Jude 1:1 - Arthur Peake's Commentary on the Bible

Bible Comments

The author had intended to write them a pastoral letter, but circumstances have made it necessary for him to write in a different strain and to exhort them to contend earnestly for the faith. These circumstances were the presence in their midst of false brethren whose doom was appointed long ago men denying Jesus Christ, their Master and Lord, by their vicious lives.

Jude 1:3. the faith. unto the saints: this reference to the faith as a fixed and final deposit is said to prove the late date of the epistle: but the same conception of the faith is found in the Pastoral Epistles; cf. also Galatians 1:23; Romans 10:8; Ephesians 4:5. the saints, i.e. Christians; the phrase does not suggest that the writer regards those to whom the faith was delivered as belonging to an earlier generation than those to whom he writes.

Jude 1:4. of old set. condemnation: render, who were long ago set forth in writing to this doom. There is no reason to suppose that the writing is some early Christian document (possibly 2 P.) and to see here proof of the late date of Jude (or of the priority of 2 P.). The writing is the OT with its denunciation of evil-livers.

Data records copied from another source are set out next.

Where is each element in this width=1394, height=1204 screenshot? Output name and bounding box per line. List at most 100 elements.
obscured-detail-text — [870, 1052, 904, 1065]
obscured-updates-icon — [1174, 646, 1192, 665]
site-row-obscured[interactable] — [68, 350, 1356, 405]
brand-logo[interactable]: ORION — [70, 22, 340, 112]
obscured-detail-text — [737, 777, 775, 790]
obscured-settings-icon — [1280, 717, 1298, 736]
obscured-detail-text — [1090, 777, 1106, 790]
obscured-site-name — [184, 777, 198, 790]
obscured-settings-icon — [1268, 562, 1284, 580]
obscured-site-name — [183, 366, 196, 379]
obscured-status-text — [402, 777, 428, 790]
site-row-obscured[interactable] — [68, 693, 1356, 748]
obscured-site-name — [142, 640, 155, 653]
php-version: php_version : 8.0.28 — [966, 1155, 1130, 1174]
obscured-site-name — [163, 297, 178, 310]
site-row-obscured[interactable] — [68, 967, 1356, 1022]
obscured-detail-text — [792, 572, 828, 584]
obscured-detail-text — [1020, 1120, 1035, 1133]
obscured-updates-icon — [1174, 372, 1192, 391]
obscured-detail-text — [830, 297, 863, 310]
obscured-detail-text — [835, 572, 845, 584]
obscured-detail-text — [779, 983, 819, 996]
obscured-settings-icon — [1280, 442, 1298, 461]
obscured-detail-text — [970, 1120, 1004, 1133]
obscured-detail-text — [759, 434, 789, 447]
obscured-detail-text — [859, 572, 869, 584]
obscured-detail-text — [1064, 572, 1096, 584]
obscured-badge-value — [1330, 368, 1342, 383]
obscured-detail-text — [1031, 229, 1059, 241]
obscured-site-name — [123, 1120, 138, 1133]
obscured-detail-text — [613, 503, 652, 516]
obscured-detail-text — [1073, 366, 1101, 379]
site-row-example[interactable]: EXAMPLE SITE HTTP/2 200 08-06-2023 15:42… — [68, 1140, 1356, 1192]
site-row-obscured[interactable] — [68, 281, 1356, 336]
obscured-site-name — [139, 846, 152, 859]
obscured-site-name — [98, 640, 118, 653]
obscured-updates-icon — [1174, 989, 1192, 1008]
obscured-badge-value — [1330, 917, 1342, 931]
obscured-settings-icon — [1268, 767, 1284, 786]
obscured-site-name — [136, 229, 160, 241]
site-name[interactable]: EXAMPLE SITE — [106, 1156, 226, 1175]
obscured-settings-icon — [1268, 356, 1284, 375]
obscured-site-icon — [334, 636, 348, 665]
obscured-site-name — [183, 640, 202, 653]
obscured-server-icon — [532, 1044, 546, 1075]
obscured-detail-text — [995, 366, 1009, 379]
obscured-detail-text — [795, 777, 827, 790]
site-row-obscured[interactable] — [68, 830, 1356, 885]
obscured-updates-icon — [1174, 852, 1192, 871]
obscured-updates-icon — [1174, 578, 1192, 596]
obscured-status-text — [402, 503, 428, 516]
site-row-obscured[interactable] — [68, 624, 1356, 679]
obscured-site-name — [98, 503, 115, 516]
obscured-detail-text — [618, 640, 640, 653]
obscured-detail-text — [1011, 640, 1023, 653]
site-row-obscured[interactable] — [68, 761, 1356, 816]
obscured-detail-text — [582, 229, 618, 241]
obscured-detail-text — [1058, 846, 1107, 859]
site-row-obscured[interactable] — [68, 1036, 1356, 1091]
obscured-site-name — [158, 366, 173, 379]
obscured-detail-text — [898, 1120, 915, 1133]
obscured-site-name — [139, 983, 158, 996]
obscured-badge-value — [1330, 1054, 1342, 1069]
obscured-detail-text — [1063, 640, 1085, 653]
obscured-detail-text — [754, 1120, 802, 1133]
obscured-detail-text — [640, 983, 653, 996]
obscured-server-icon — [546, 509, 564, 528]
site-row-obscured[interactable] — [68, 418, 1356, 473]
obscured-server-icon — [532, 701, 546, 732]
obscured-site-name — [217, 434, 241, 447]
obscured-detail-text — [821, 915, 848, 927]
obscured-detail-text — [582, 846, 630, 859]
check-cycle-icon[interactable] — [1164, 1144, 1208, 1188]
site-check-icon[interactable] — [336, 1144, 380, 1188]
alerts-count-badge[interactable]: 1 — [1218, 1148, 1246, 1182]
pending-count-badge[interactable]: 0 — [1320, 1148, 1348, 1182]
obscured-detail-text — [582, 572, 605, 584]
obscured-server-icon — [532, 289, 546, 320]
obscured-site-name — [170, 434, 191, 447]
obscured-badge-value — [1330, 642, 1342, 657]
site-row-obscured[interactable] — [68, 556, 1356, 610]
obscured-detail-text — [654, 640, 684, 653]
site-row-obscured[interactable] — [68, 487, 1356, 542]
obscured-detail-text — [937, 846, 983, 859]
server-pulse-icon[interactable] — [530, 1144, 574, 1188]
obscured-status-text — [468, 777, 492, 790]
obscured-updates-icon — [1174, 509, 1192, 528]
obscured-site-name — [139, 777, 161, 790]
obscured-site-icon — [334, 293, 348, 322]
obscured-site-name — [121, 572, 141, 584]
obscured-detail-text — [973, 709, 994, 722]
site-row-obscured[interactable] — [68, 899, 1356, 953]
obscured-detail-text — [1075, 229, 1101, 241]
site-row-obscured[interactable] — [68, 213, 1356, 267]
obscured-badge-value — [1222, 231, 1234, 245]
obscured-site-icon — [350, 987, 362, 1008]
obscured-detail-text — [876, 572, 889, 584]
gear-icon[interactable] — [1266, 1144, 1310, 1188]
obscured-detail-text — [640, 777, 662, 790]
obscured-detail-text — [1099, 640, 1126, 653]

Jude has not yet said what the doom is; it is described in the next section.

Jude 1:1-4

1 Jude, the servant of Jesus Christ, and brother of James, to them that are sanctified by God the Father, and preserved in Jesus Christ, [and] called:

2 Mercy unto you, and peace, and love, be multiplied.

3 Beloved, when I gave all diligence to write unto you of the common salvation, it was needful for me to write unto you, and exhort [you] that ye should earnestly contend for the faith which was once delivered unto the saints.

4 For there are certain men crept in unawares, who were before of old ordained to this condemnation, ungodly men, turning the grace of our God into lasciviousness, and denying the only Lord God, and our Lord Jesus Christ.